Indiscipline et transgression des règles. Et j’ajoute dissidence, pour marquer la nécessité qu’il y a de sortir du cadre fixé pour faire état d’un malaise. Un malaise qui découle de la perception d’un phénomène particulier qui a à voir avec la place qui a été faite jusqu’à maintenant, dans le cadre de ce colloque, à la photographie.Car ce dont on nous a entretenu jusqu’ici ne la concerne pas ou du moins pas spécifiquement. Ce dont il a été question, l’usage par les artistes visuels de certains matériaux issus de la photographie, a comme présupposé que ces matériaux font office en eux-mêmes d’une matière que l’on peut, de diverses façons et manières, amalgamer à d’autres matériaux. Il s’agit là, à n’en pas douter, d’un usage particulier de la photographie. Il n’est pas dans mon intention de contester cet usage, d’autant plus qu’il s’agit là d’un trait distinctif de la production actuelle en arts visuels. Et il ne fait aucun doute que cet usage puisse être en soi l’objet d’investigations théoriques particulières. À cet égard, on se doit de noter l’à-propos du concept du photographique pour désigner les propriétés et les spécificités de la photographie en tant que matière.
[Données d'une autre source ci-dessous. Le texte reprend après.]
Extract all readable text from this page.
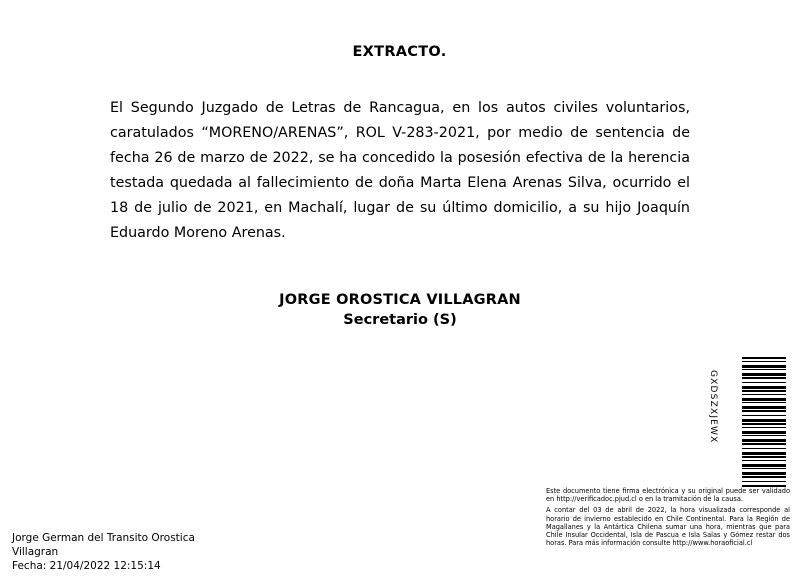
EXTRACTO.

El Segundo Juzgado de Letras de Rancagua, en los autos civiles voluntarios, caratulados “MORENO/ARENAS”, ROL V-283-2021, por medio de sentencia de fecha 26 de marzo de 2022, se ha concedido la posesión efectiva de la herencia testada quedada al fallecimiento de doña Marta Elena Arenas Silva, ocurrido el 18 de julio de 2021, en Machalí, lugar de su último domicilio, a su hijo Joaquín Eduardo Moreno Arenas.

JORGE OROSTICA VILLAGRAN
Secretario (S)
GXDSZXJEWX

Este documento tiene firma electrónica y su original puede ser validado en http://verificadoc.pjud.cl o en la tramitación de la causa.

A contar del 03 de abril de 2022, la hora visualizada corresponde al horario de invierno establecido en Chile Continental. Para la Región de Magallanes y la Antártica Chilena sumar una hora, mientras que para Chile Insular Occidental, Isla de Pascua e Isla Salas y Gómez restar dos horas. Para más información consulte http://www.horaoficial.cl

Jorge German del Transito Orostica
Villagran
Fecha: 21/04/2022 12:15:14
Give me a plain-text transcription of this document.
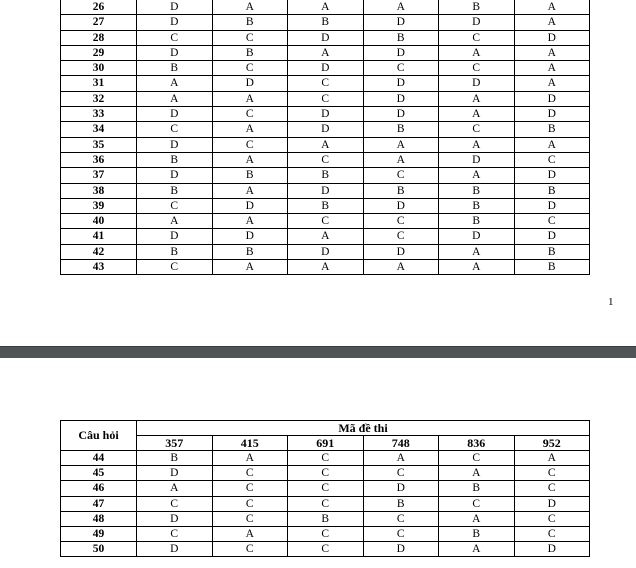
26	D	A	A	A	B	A
27	D	B	B	D	D	A
28	C	C	D	B	C	D
29	D	B	A	D	A	A
30	B	C	D	C	C	A
31	A	D	C	D	D	A
32	A	A	C	D	A	D
33	D	C	D	D	A	D
34	C	A	D	B	C	B
35	D	C	A	A	A	A
36	B	A	C	A	D	C
37	D	B	B	C	A	D
38	B	A	D	B	B	B
39	C	D	B	D	B	D
40	A	A	C	C	B	C
41	D	D	A	C	D	D
42	B	B	D	D	A	B
43	C	A	A	A	A	B
1
Câu hỏi	Mã đề thi					
	357	415	691	748	836	952
44	B	A	C	A	C	A
45	D	C	C	C	A	C
46	A	C	C	D	B	C
47	C	C	C	B	C	D
48	D	C	B	C	A	C
49	C	A	C	C	B	C
50	D	C	C	D	A	D
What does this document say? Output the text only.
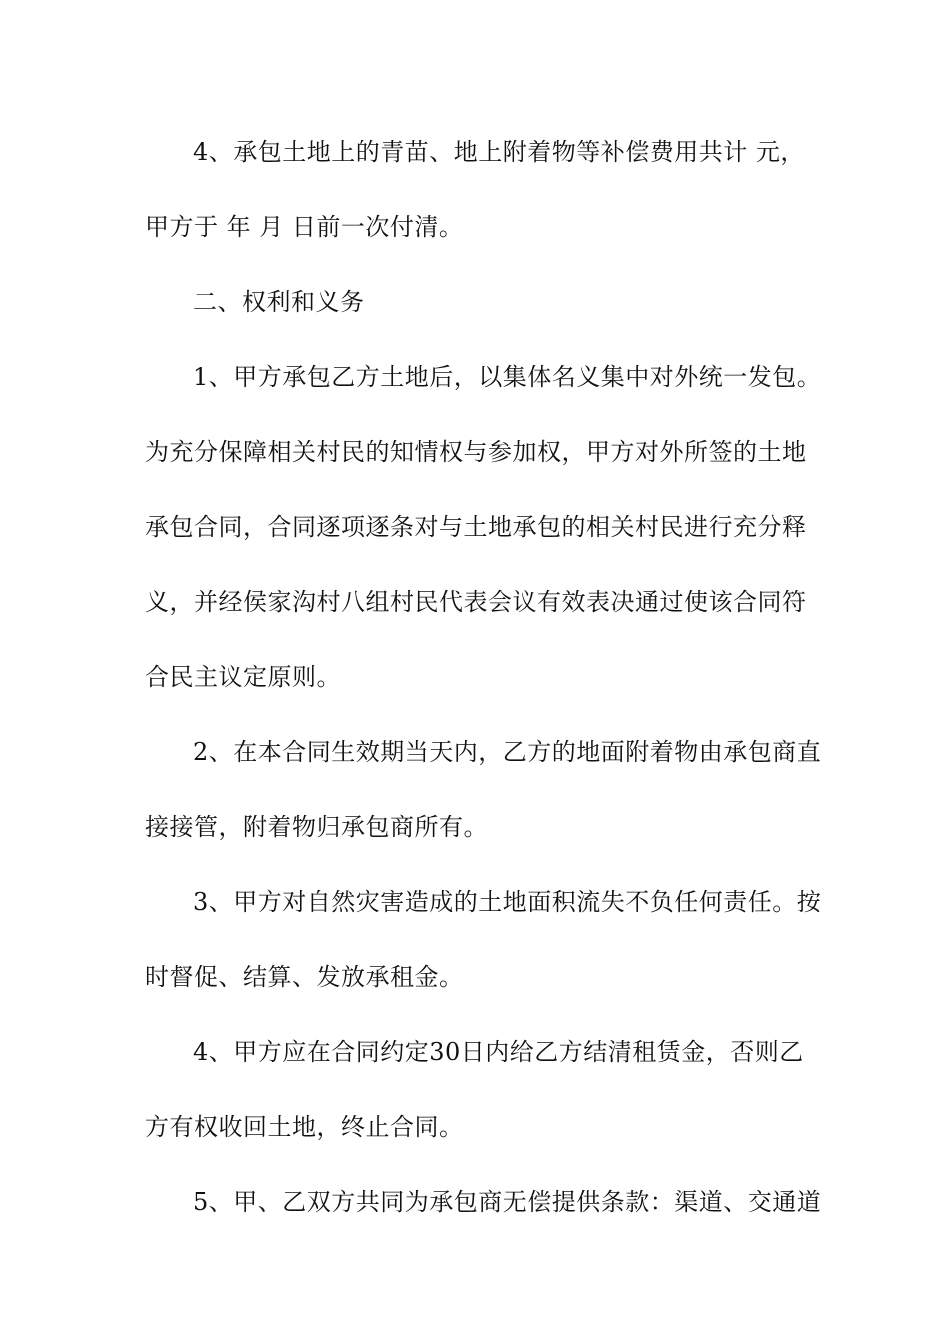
4、承包土地上的青苗、地上附着物等补偿费用共计 元，
甲方于 年 月 日前一次付清。
二、权利和义务
1、甲方承包乙方土地后，以集体名义集中对外统一发包。
为充分保障相关村民的知情权与参加权，甲方对外所签的土地
承包合同，合同逐项逐条对与土地承包的相关村民进行充分释
义，并经侯家沟村八组村民代表会议有效表决通过使该合同符
合民主议定原则。
2、在本合同生效期当天内，乙方的地面附着物由承包商直
接接管，附着物归承包商所有。
3、甲方对自然灾害造成的土地面积流失不负任何责任。按
时督促、结算、发放承租金。
4、甲方应在合同约定30日内给乙方结清租赁金，否则乙
方有权收回土地，终止合同。
5、甲、乙双方共同为承包商无偿提供条款：渠道、交通道
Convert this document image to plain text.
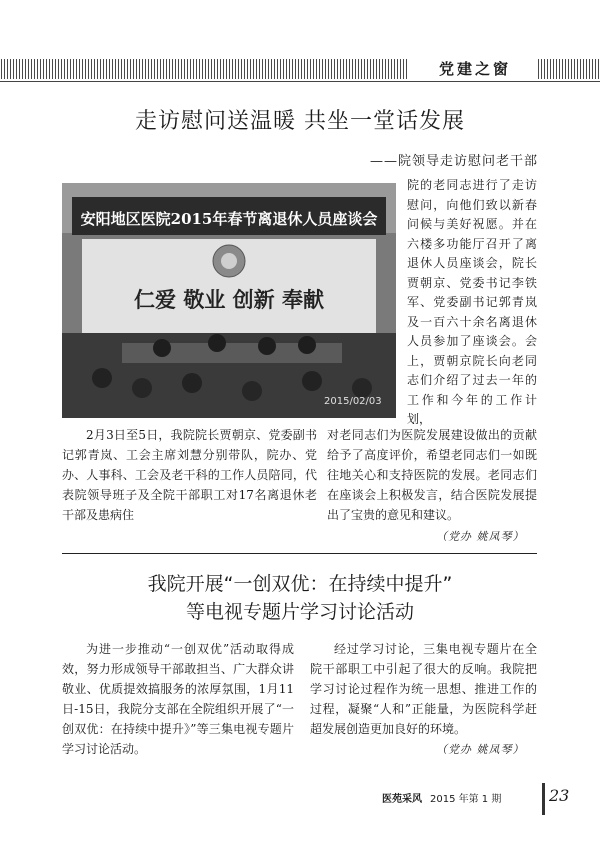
党建之窗
走访慰问送温暖 共坐一堂话发展
——院领导走访慰问老干部
安阳地区医院2015年春节离退休人员座谈会
仁爱 敬业 创新 奉献
2015/02/03
院的老同志进行了走访慰问，向他们致以新春问候与美好祝愿。并在六楼多功能厅召开了离退休人员座谈会，院长贾朝京、党委书记李铁军、党委副书记郭青岚及一百六十余名离退休人员参加了座谈会。会上，贾朝京院长向老同志们介绍了过去一年的工作和今年的工作计划，
2月3日至5日，我院院长贾朝京、党委副书记郭青岚、工会主席刘慧分别带队，院办、党办、人事科、工会及老干科的工作人员陪同，代表院领导班子及全院干部职工对17名离退休老干部及患病住
对老同志们为医院发展建设做出的贡献给予了高度评价，希望老同志们一如既往地关心和支持医院的发展。老同志们在座谈会上积极发言，结合医院发展提出了宝贵的意见和建议。
（党办 姚凤琴）
我院开展“一创双优：在持续中提升”
等电视专题片学习讨论活动
为进一步推动“一创双优”活动取得成效，努力形成领导干部敢担当、广大群众讲敬业、优质提效搞服务的浓厚氛围，1月11日-15日，我院分支部在全院组织开展了“一创双优：在持续中提升》”等三集电视专题片学习讨论活动。
经过学习讨论，三集电视专题片在全院干部职工中引起了很大的反响。我院把学习讨论过程作为统一思想、推进工作的过程，凝聚“人和”正能量，为医院科学赶超发展创造更加良好的环境。
（党办 姚凤琴）
医苑采风 2015 年第 1 期	23
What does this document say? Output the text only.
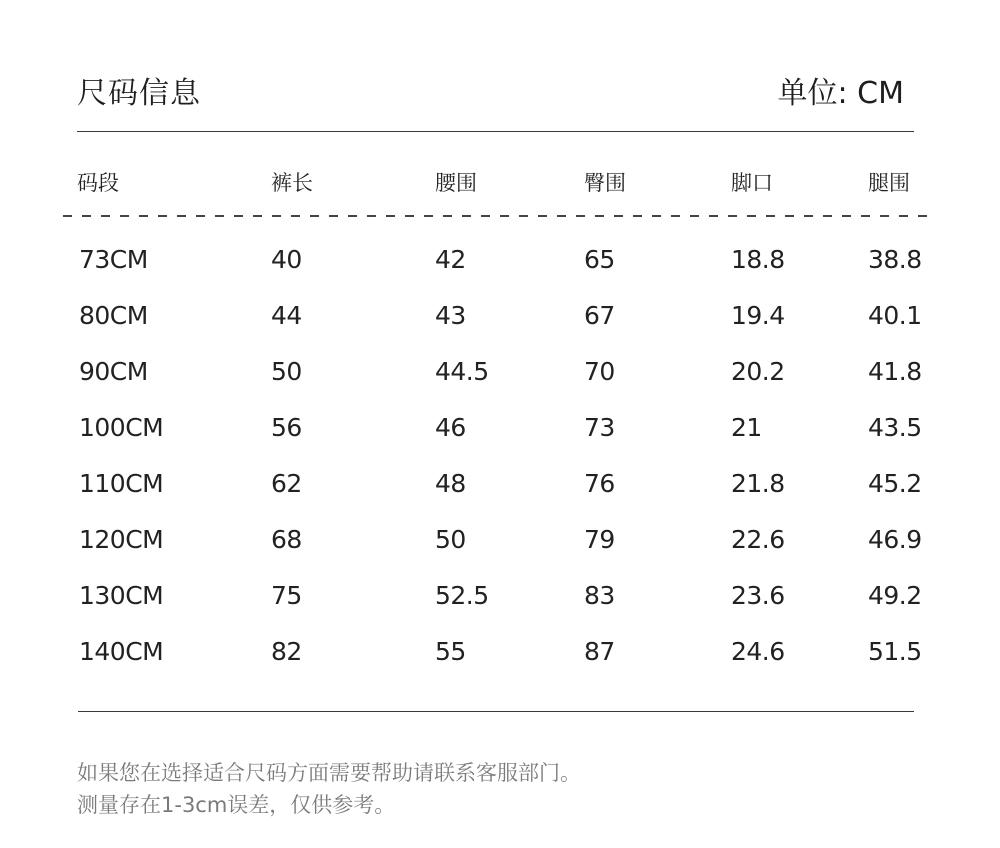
尺码信息	单位: CM
码段	裤长	腰围	臀围	脚口	腿围
73CM	40	42	65	18.8	38.8
80CM	44	43	67	19.4	40.1
90CM	50	44.5	70	20.2	41.8
100CM	56	46	73	21	43.5
110CM	62	48	76	21.8	45.2
120CM	68	50	79	22.6	46.9
130CM	75	52.5	83	23.6	49.2
140CM	82	55	87	24.6	51.5
如果您在选择适合尺码方面需要帮助请联系客服部门。
测量存在1-3cm误差，仅供参考。
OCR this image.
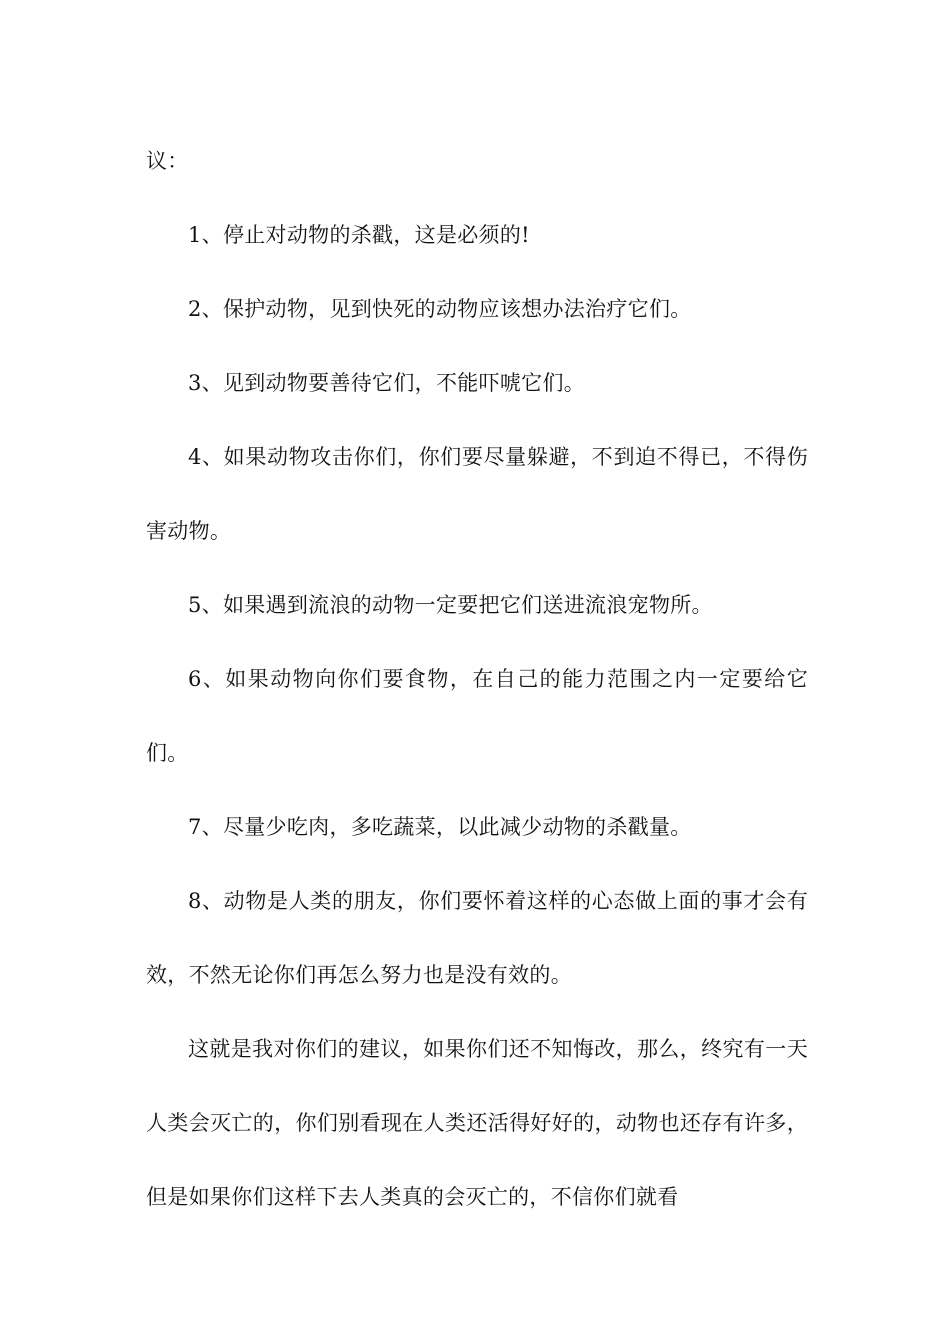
议：

1、停止对动物的杀戳，这是必须的!

2、保护动物，见到快死的动物应该想办法治疗它们。

3、见到动物要善待它们，不能吓唬它们。

4、如果动物攻击你们，你们要尽量躲避，不到迫不得已，不得伤害动物。

5、如果遇到流浪的动物一定要把它们送进流浪宠物所。

6、如果动物向你们要食物，在自己的能力范围之内一定要给它们。

7、尽量少吃肉，多吃蔬菜，以此减少动物的杀戳量。

8、动物是人类的朋友，你们要怀着这样的心态做上面的事才会有效，不然无论你们再怎么努力也是没有效的。

这就是我对你们的建议，如果你们还不知悔改，那么，终究有一天人类会灭亡的，你们别看现在人类还活得好好的，动物也还存有许多，但是如果你们这样下去人类真的会灭亡的，不信你们就看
Toutefois, l’utilisation de ce concept ne pas sans soulever un certain nombre de problèmes dont le principal est de faire de l’image photographique une sorte de résidu qui n’aurait en soi que peu d’intérêt s’il n’est pas « pris en charge » par l’artiste visuel. La photographie, en fait toutes les photographies ne constitueraient alors qu’un vaste dépotoir à ciel ouvert où chacun irait puiser selon son bon vouloir. La photo comme un résidu que l’on recycle, comme il en serait et il en est pour la ferraille et les autres déchets industriels. Bien sûr, cet état de l’image est quelque part conforme à un positionnement idéologique contemporain en regard de la prolifération des images au sein des sociétés occidentales. Mais cette vision, cette conception de la photo en tant que matériau ne peut être tenue pour la seule qui puisse exister et surtout la seule qui puisse légitimer son statut en tant que produit artistique « crédible ».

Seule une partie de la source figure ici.